Riven · June 11, 2013, 6:33pm

As you may have noticed, I adjusted my version with the edge case for straight corners.

Nate · June 12, 2013, 12:09am

Cool. Where do you keep your latest version?

I use + half PI for cosine to double the accuracy with the same memory at the cost of + half PI. Since everything is jammed inside the MathUtils class, I used static classes so the tables aren’t initialized unless actually used.

Riven · June 12, 2013, 12:31am

If you looked at my code, you’d have seen I did the same

I never needed more accuracy than 12 bits, so I just halved memory, when I ditched the cos lookup table.

[quote=“Nate,post:25,topic:42462”]
That’s actually a nice feature, but only really useful for the atan2-LUT. Every single game will need fast sin/cos, so I don’t really see the point in lazy loading the sin-LUT.

I didn’t change that much… I think we went through every ‘diff’ by now

Nate · June 12, 2013, 3:39am

I tend to use the LUT in games and libgdx itself, but other libgdx contributors don’t. In fact they seem to actively change libgdx to not use the LUT. Eg, scene2d no longer uses it. I haven’t investigated their reasoning, but I assume they don’t feel it is accurate enough. Maybe when compounded?

Roquen · June 12, 2013, 1:18pm

Protip: Don’t come home at 4am, decide not to go bed and instead write some code…it might look like this: http://pastebin.java-gaming.org/a71aa0c1f6a. That code is totally broken…I didn’t even check that the min-max method hadn’t converged. But, now a few hours later I realize that it doesn’t really matter.

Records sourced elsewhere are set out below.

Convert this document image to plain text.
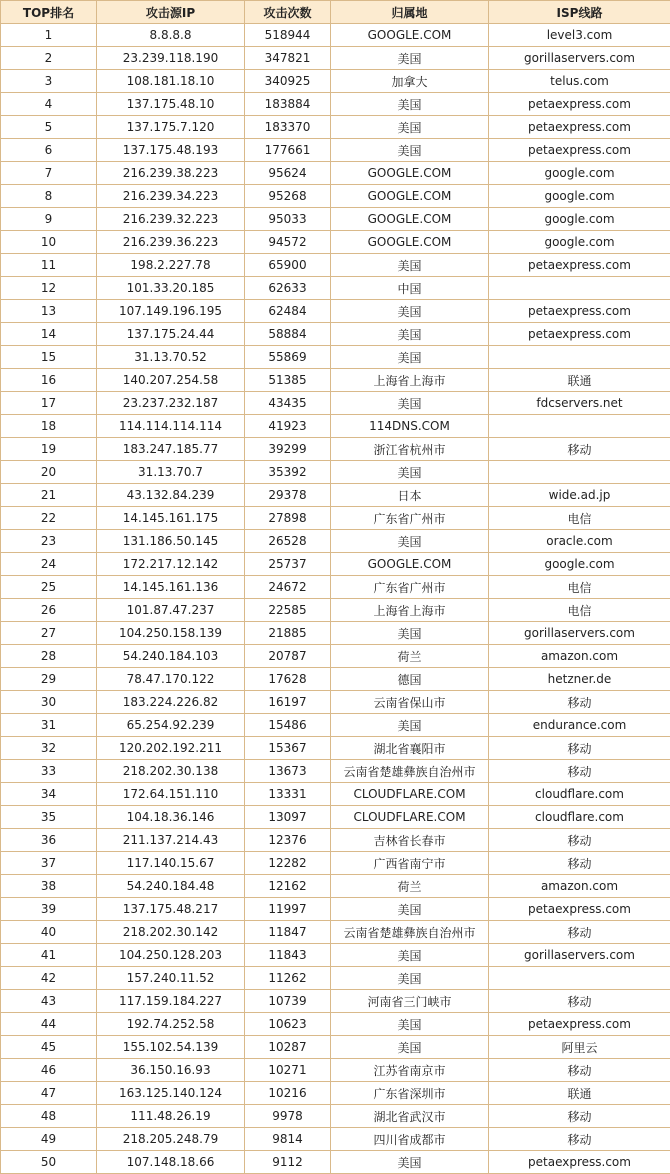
TOP排名	攻击源IP	攻击次数	归属地	ISP线路
1	8.8.8.8	518944	GOOGLE.COM	level3.com
2	23.239.118.190	347821	美国	gorillaservers.com
3	108.181.18.10	340925	加拿大	telus.com
4	137.175.48.10	183884	美国	petaexpress.com
5	137.175.7.120	183370	美国	petaexpress.com
6	137.175.48.193	177661	美国	petaexpress.com
7	216.239.38.223	95624	GOOGLE.COM	google.com
8	216.239.34.223	95268	GOOGLE.COM	google.com
9	216.239.32.223	95033	GOOGLE.COM	google.com
10	216.239.36.223	94572	GOOGLE.COM	google.com
11	198.2.227.78	65900	美国	petaexpress.com
12	101.33.20.185	62633	中国	
13	107.149.196.195	62484	美国	petaexpress.com
14	137.175.24.44	58884	美国	petaexpress.com
15	31.13.70.52	55869	美国	
16	140.207.254.58	51385	上海省上海市	联通
17	23.237.232.187	43435	美国	fdcservers.net
18	114.114.114.114	41923	114DNS.COM	
19	183.247.185.77	39299	浙江省杭州市	移动
20	31.13.70.7	35392	美国	
21	43.132.84.239	29378	日本	wide.ad.jp
22	14.145.161.175	27898	广东省广州市	电信
23	131.186.50.145	26528	美国	oracle.com
24	172.217.12.142	25737	GOOGLE.COM	google.com
25	14.145.161.136	24672	广东省广州市	电信
26	101.87.47.237	22585	上海省上海市	电信
27	104.250.158.139	21885	美国	gorillaservers.com
28	54.240.184.103	20787	荷兰	amazon.com
29	78.47.170.122	17628	德国	hetzner.de
30	183.224.226.82	16197	云南省保山市	移动
31	65.254.92.239	15486	美国	endurance.com
32	120.202.192.211	15367	湖北省襄阳市	移动
33	218.202.30.138	13673	云南省楚雄彝族自治州市	移动
34	172.64.151.110	13331	CLOUDFLARE.COM	cloudflare.com
35	104.18.36.146	13097	CLOUDFLARE.COM	cloudflare.com
36	211.137.214.43	12376	吉林省长春市	移动
37	117.140.15.67	12282	广西省南宁市	移动
38	54.240.184.48	12162	荷兰	amazon.com
39	137.175.48.217	11997	美国	petaexpress.com
40	218.202.30.142	11847	云南省楚雄彝族自治州市	移动
41	104.250.128.203	11843	美国	gorillaservers.com
42	157.240.11.52	11262	美国	
43	117.159.184.227	10739	河南省三门峡市	移动
44	192.74.252.58	10623	美国	petaexpress.com
45	155.102.54.139	10287	美国	阿里云
46	36.150.16.93	10271	江苏省南京市	移动
47	163.125.140.124	10216	广东省深圳市	联通
48	111.48.26.19	9978	湖北省武汉市	移动
49	218.205.248.79	9814	四川省成都市	移动
50	107.148.18.66	9112	美国	petaexpress.com
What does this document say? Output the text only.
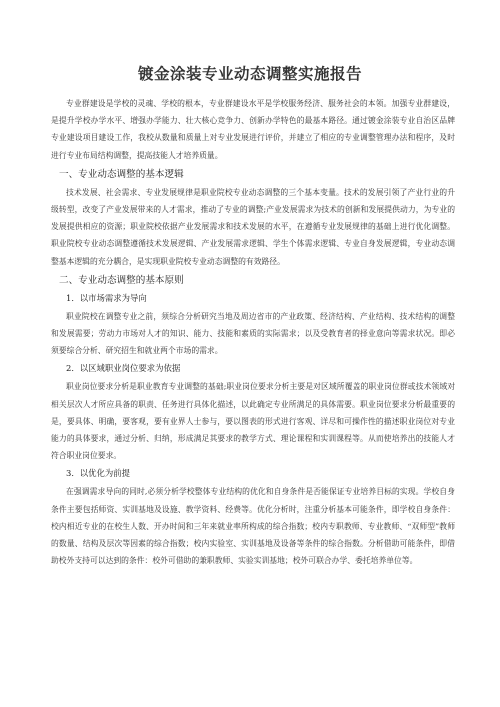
镀金涂装专业动态调整实施报告

专业群建设是学校的灵魂、学校的根本，专业群建设水平是学校服务经济、服务社会的本领。加强专业群建设，是提升学校办学水平、增强办学能力、壮大核心竞争力、创新办学特色的最基本路径。通过镀金涂装专业自治区品牌专业建设项目建设工作，我校从数量和质量上对专业发展进行评价，并建立了相应的专业调整管理办法和程序，及时进行专业布局结构调整，提高技能人才培养质量。

一、专业动态调整的基本逻辑

技术发展、社会需求、专业发展规律是职业院校专业动态调整的三个基本变量。技术的发展引领了产业行业的升级转型，改变了产业发展带来的人才需求，推动了专业的调整;产业发展需求为技术的创新和发展提供动力，为专业的发展提供相应的资源；职业院校依据产业发展需求和技术发展的水平，在遵循专业发展规律的基础上进行优化调整。职业院校专业动态调整遵循技术发展逻辑、产业发展需求逻辑、学生个体需求逻辑、专业自身发展逻辑，专业动态调整基本逻辑的充分耦合，是实现职业院校专业动态调整的有效路径。

二、专业动态调整的基本原则
1．以市场需求为导向

职业院校在调整专业之前，须综合分析研究当地及周边省市的产业政策、经济结构、产业结构、技术结构的调整和发展需要；劳动力市场对人才的知识、能力、技能和素质的实际需求；以及受教育者的择业意向等需求状况。即必须要综合分析、研究招生和就业两个市场的需求。

2．以区域职业岗位要求为依据

职业岗位要求分析是职业教育专业调整的基础;职业岗位要求分析主要是对区域所覆盖的职业岗位群或技术领域对相关层次人才所应具备的职责、任务进行具体化描述，以此确定专业所满足的具体需要。职业岗位要求分析最重要的是，要具体、明确，要客观，要有业界人士参与，要以图表的形式进行客观、详尽和可操作性的描述职业岗位对专业能力的具体要求，通过分析、归纳，形成满足其要求的教学方式、理论课程和实训课程等。从而使培养出的技能人才符合职业岗位要求。

3．以优化为前提

在强调需求导向的同时,必须分析学校整体专业结构的优化和自身条件是否能保证专业培养目标的实现。学校自身条件主要包括师资、实训基地及设施、教学资料、经费等。优化分析时，注重分析基本可能条件，即学校自身条件：校内相近专业的在校生人数、开办时间和三年来就业率所构成的综合指数；校内专职教师、专业教师、“双师型”教师的数量、结构及层次等因素的综合指数；校内实验室、实训基地及设备等条件的综合指数。分析借助可能条件，即借助校外支持可以达到的条件：校外可借助的兼职教师、实验实训基地；校外可联合办学、委托培养单位等。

The point of throwing that together was to be able to do a side-by-side comparison of a polynomial of a given degree with table based in Riven’s microbench marks as data points…so only the form and number of term really matters. All of these are formulated in Horner, so no attempt to break up dependency chains (thankfully I can’t image what that might have ended up looking like).

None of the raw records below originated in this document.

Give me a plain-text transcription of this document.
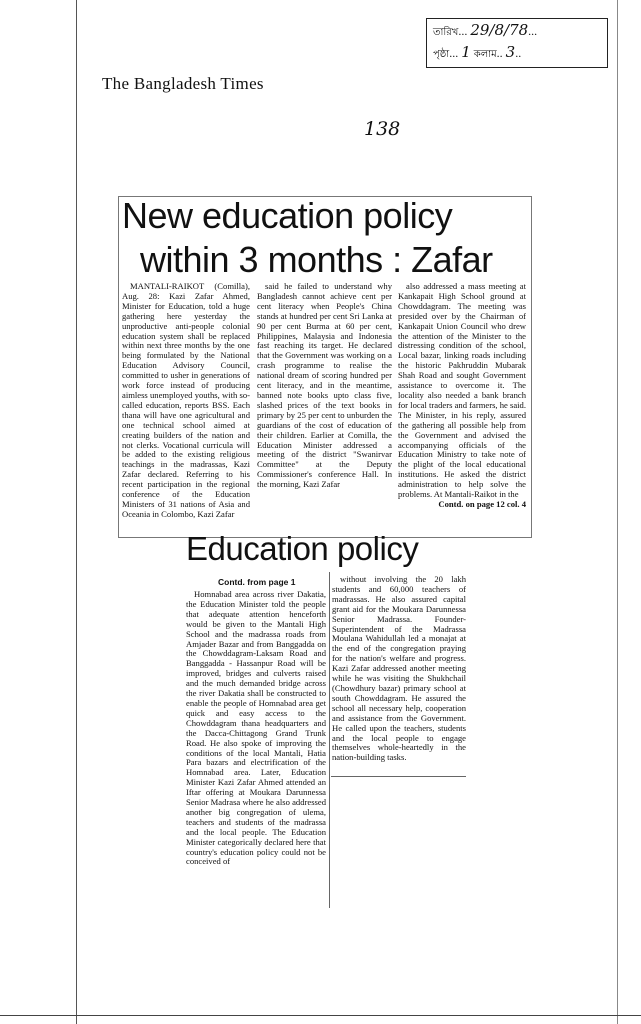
তারিখ... 29/8/78...
পৃষ্ঠা... 1 কলাম.. 3..
The Bangladesh Times
138
New education policy
within 3 months : Zafar

MANTALI-RAIKOT (Comilla), Aug. 28: Kazi Zafar Ahmed, Minister for Education, told a huge gathering here yesterday the unproductive anti-people colonial education system shall be replaced within next three months by the one being formulated by the National Education Advisory Council, committed to usher in generations of work force instead of producing aimless unemployed youths, with so-called education, reports BSS. Each thana will have one agricultural and one technical school aimed at creating builders of the nation and not clerks. Vocational curricula will be added to the existing religious teachings in the madrassas, Kazi Zafar declared. Referring to his recent participation in the regional conference of the Education Ministers of 31 nations of Asia and Oceania in Colombo, Kazi Zafar

said he failed to understand why Bangladesh cannot achieve cent per cent literacy when People's China stands at hundred per cent Sri Lanka at 90 per cent Burma at 60 per cent, Philippines, Malaysia and Indonesia fast reaching its target. He declared that the Government was working on a crash programme to realise the national dream of scoring hundred per cent literacy, and in the meantime, banned note books upto class five, slashed prices of the text books in primary by 25 per cent to unburden the guardians of the cost of education of their children. Earlier at Comilla, the Education Minister addressed a meeting of the district "Swanirvar Committee" at the Deputy Commissioner's conference Hall. In the morning, Kazi Zafar

also addressed a mass meeting at Kankapait High School ground at Chowddagram. The meeting was presided over by the Chairman of Kankapait Union Council who drew the attention of the Minister to the distressing condition of the school, Local bazar, linking roads including the historic Pakhruddin Mubarak Shah Road and sought Government assistance to overcome it. The locality also needed a bank branch for local traders and farmers, he said. The Minister, in his reply, assured the gathering all possible help from the Government and advised the accompanying officials of the Education Ministry to take note of the plight of the local educational institutions. He asked the district administration to help solve the problems. At Mantali-Raikot in the

Contd. on page 12 col. 4

Education policy
Contd. from page 1

Homnabad area across river Dakatia, the Education Minister told the people that adequate attention henceforth would be given to the Mantali High School and the madrassa roads from Amjader Bazar and from Banggadda on the Chowddagram-Laksam Road and Banggadda - Hassanpur Road will be improved, bridges and culverts raised and the much demanded bridge across the river Dakatia shall be constructed to enable the people of Homnabad area get quick and easy access to the Chowddagram thana headquarters and the Dacca-Chittagong Grand Trunk Road. He also spoke of improving the conditions of the local Mantali, Hatia Para bazars and electrification of the Homnabad area. Later, Education Minister Kazi Zafar Ahmed attended an Iftar offering at Moukara Darunnessa Senior Madrasa where he also addressed another big congregation of ulema, teachers and students of the madrassa and the local people. The Education Minister categorically declared here that country's education policy could not be conceived of

without involving the 20 lakh students and 60,000 teachers of madrassas. He also assured capital grant aid for the Moukara Darunnessa Senior Madrassa. Founder-Superintendent of the Madrassa Moulana Wahidullah led a monajat at the end of the congregation praying for the nation's welfare and progress. Kazi Zafar addressed another meeting while he was visiting the Shukhchail (Chowdhury bazar) primary school at south Chowddagram. He assured the school all necessary help, cooperation and assistance from the Government. He called upon the teachers, students and the local people to engage themselves whole-heartedly in the nation-building tasks.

What I see using 64 bit build 1.7.0_21-b11, with: -X:MaxInlineSize=100 -XX:CompileThreshold=1000. I set the first because it might be why Riven is seeing a slowdown when breaking dependency chains and you probably do want to use a higher value than the default in general (39 is what I think it is and the number is the count of java bytecodes). The second option is to be mostly avoided as it will cut short collecting of profiling information and cause routines that probably don’t been to be compiled to be, well, compiled.

bad_sin_0 is just an equivalent to Riven’s original power series (minus doubles and nested) and is slightly faster than “half”.
bad_sin_3 is about the mid-point of full and half. This form on +/-{pi, pi/2, pi/4} have relative error values of ~{.0000167044, 5.3134810^-9 , 4.5408410^-12}
bad_sin_5 is about the same speed as “full”. This form on +/-{pi, pi/2, pi/4} have relative error values of ~{.0194862, .000108162, 1.5071*10^-6}

Well, assuming I didn’t screw up again.